If adopted efficiently, the PDPC’s Ethical Accountability Framework should help organizations to demonstrate and enhance trust with individuals.

In October, 2018, Hong Kong’s Privacy Commissioner for Personal Data (PCPD) presented the findings of an inquiry into the ethics of data processing, commissioned by the PCPD with the help of the Information Accountability Foundation (IAF). The result of the inquiry, published as the Ethical Accountability Framework, provides an “instruction manual” for processing data in an ethical and accountable manner.

Following on the heels of the PCPD’s report, the Hong Kong Monetary Authority (HKMA) issued a Circular titled Use of Personal Data in Fintech Development, encouraging authorized institutions (AIs) to adopt the PCPD’s Ethical Accountability Framework.

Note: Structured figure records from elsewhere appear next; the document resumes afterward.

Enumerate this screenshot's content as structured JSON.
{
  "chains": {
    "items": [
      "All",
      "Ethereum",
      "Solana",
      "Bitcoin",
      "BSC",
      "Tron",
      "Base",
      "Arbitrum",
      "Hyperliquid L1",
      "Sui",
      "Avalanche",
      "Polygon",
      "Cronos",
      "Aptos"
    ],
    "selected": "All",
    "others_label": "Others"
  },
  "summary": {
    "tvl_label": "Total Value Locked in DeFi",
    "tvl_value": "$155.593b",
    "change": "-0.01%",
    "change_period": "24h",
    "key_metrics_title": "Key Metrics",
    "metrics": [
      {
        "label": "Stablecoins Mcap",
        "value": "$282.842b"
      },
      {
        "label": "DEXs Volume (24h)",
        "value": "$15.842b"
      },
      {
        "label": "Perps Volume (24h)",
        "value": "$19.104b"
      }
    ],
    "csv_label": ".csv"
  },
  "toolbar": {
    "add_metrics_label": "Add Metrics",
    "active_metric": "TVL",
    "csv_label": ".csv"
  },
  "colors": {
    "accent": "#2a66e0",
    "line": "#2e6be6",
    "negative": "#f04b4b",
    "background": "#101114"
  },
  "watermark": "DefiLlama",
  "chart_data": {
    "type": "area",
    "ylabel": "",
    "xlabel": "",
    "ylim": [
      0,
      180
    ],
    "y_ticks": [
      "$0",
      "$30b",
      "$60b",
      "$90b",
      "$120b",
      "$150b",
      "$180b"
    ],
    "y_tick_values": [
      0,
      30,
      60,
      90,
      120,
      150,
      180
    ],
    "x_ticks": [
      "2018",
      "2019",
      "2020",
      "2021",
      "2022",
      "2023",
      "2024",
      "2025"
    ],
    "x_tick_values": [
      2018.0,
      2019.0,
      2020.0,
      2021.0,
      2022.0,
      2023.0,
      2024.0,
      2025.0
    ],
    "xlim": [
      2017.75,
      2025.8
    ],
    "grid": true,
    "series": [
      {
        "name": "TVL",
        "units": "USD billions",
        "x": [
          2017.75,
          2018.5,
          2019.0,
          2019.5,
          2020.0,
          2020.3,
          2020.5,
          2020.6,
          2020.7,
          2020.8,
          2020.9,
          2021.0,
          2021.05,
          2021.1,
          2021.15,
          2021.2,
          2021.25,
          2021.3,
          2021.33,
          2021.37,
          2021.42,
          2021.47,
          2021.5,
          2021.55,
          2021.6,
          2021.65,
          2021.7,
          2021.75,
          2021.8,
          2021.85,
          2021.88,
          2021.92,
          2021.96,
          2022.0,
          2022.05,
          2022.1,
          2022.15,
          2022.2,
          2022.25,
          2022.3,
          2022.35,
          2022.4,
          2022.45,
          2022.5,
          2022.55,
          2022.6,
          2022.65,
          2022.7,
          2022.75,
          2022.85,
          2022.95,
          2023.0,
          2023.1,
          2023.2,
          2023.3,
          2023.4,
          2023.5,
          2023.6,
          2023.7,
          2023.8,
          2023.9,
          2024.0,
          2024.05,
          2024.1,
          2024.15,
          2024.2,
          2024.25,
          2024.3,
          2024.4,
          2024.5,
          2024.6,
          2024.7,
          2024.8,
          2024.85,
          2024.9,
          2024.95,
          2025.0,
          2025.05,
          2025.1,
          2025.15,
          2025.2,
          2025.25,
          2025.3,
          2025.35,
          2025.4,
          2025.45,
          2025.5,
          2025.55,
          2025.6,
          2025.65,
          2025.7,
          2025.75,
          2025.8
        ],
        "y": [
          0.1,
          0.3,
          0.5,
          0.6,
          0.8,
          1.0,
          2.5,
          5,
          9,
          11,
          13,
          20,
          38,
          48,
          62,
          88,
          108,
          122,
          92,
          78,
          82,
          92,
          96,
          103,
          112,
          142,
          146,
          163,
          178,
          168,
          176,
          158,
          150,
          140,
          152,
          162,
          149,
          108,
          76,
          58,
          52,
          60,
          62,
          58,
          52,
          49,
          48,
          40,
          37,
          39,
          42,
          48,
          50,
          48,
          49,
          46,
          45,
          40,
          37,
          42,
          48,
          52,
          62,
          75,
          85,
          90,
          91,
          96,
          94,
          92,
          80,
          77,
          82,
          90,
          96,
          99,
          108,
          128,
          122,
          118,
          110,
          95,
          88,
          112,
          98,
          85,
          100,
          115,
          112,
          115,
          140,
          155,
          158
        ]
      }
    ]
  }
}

The Ethical Accountability Framework is centred around a set of core principles, which were established to address underlying concerns identified by the PCPD. The Circular encourages AIs to embed these principles into their FinTech development and their relationships with service providers and strategic partners, including startups and other tech-centric organizations. While the Circular provides very little additional guidance on how AIs should apply these principles, data ethics and stewardship in the context of collecting and processing personal data will clearly be a focus for the HKMA going forward.

This blog considers the Ethical Accountability Framework’s relevance to FinTech and provides practical steps AIs (and their strategic partners, including start-ups in the FinTech space) can take to implement the framework.

An Overview of the PCPD’s Ethical Accountability Framework

  1. Enhanced Data Stewardship Elements: The PCPD worked with interested parties in Hong Kong to outline principles for handling and processing data ethically, including “ethics by design,” implementing processes for ethical review, and being able to evidence such processes.
  2. Data Stewardship Values: Three core values for the ethical processing of data were proposed: Respectful (understanding context for use of data and defining what is reasonable and respectful of the impact on individuals), Beneficial (considering the benefits to the individual and society as a whole, as well as the risks), and Fairness (taking measures to avoid uncertainty, discrimination, unequal treatment, and distress to individuals).
  3. Model EDIA: A framework for assessing the processing of data and development of technologies against the concerns outlined above. The framework is broader than a standard privacy impact assessment (PIA) process, such as that historically recommended by the PCPD.
  4. Model Oversight Process: An outline of steps that can be taken to ensure appropriate governance measures are in place to monitor, validate, and iterate the concerns outlined above.

Why is data ethics important to FinTech?

The intention of the Ethical Accountability Framework, when properly implemented, is to provide a way for organizations to demonstrate and enhance trust with individuals. This trust is particularly important when considering emerging FinTech trends. If an organization is taking any data — transaction records, behavioural data, personal data — and analysing that data to produce profiling or credit scoring, facilitating automated decisions such as to grant a loan, or providing recommendations on investment, the Ethical Accountability Framework offers guidance on best practice for building trust with those customers.

When developing FinTech in-house, or partnering with a third party to integrate FinTech into an existing business, product, or service, a variety of risks arise when the technology uses data. These risks include the security of that data; ensuring datasets are accurate and provide valid outputs; providing effective means for anonymizing data; and enabling individuals to isolate, access, amend, and delete their data.

How can an AI implement the Ethical Accountability Framework?

An AI may well have much of the framework in place to allow for efficient adoption of measures outlined in the Ethical Accountability Frameworkparticularly if there is an existing PIA and review process in place.

AIs should review their data governance processes and consider the creation of (or, if such measures are already in place, development and/or maintenance of) processes and forms, such as:

  • An ethical data processing policy — identifying which technologies are high risk (g., artificial intelligence) and what the organization should keep front-of-mind when developing these technologies.
  • A governance framework that reflects the values of the ethical data processing policy.
  • An Ethical Data Impact Assessment (EDIA) process reflecting the policy and framework. The Model EDIA set out in the Ethical Accountability Framework is a helpful starter, and an AI may want to integrate this with the existing PIA form to streamline the process of product/service/system review.

AIs should also ensure that they have robust accountability and audit processes in place ensuring they are capable of demonstrating ongoing compliance with the above processes, particularly given the HKMA or another authority may seek information about the implementation of the Ethical Accountability Framework.

What next?

The PCPD has indicated that the Ethical Accountability Framework is the beginning of strengthened “cultural change” in data privacy protection, suggesting that ethical considerations will become a much more integral part of the PCPD’s approach to regulating data processing. The HKMA’s Circular further supports the case that ethical considerations will be scrutinized in the FinTech space as technologies evolve and data becomes even more valuable.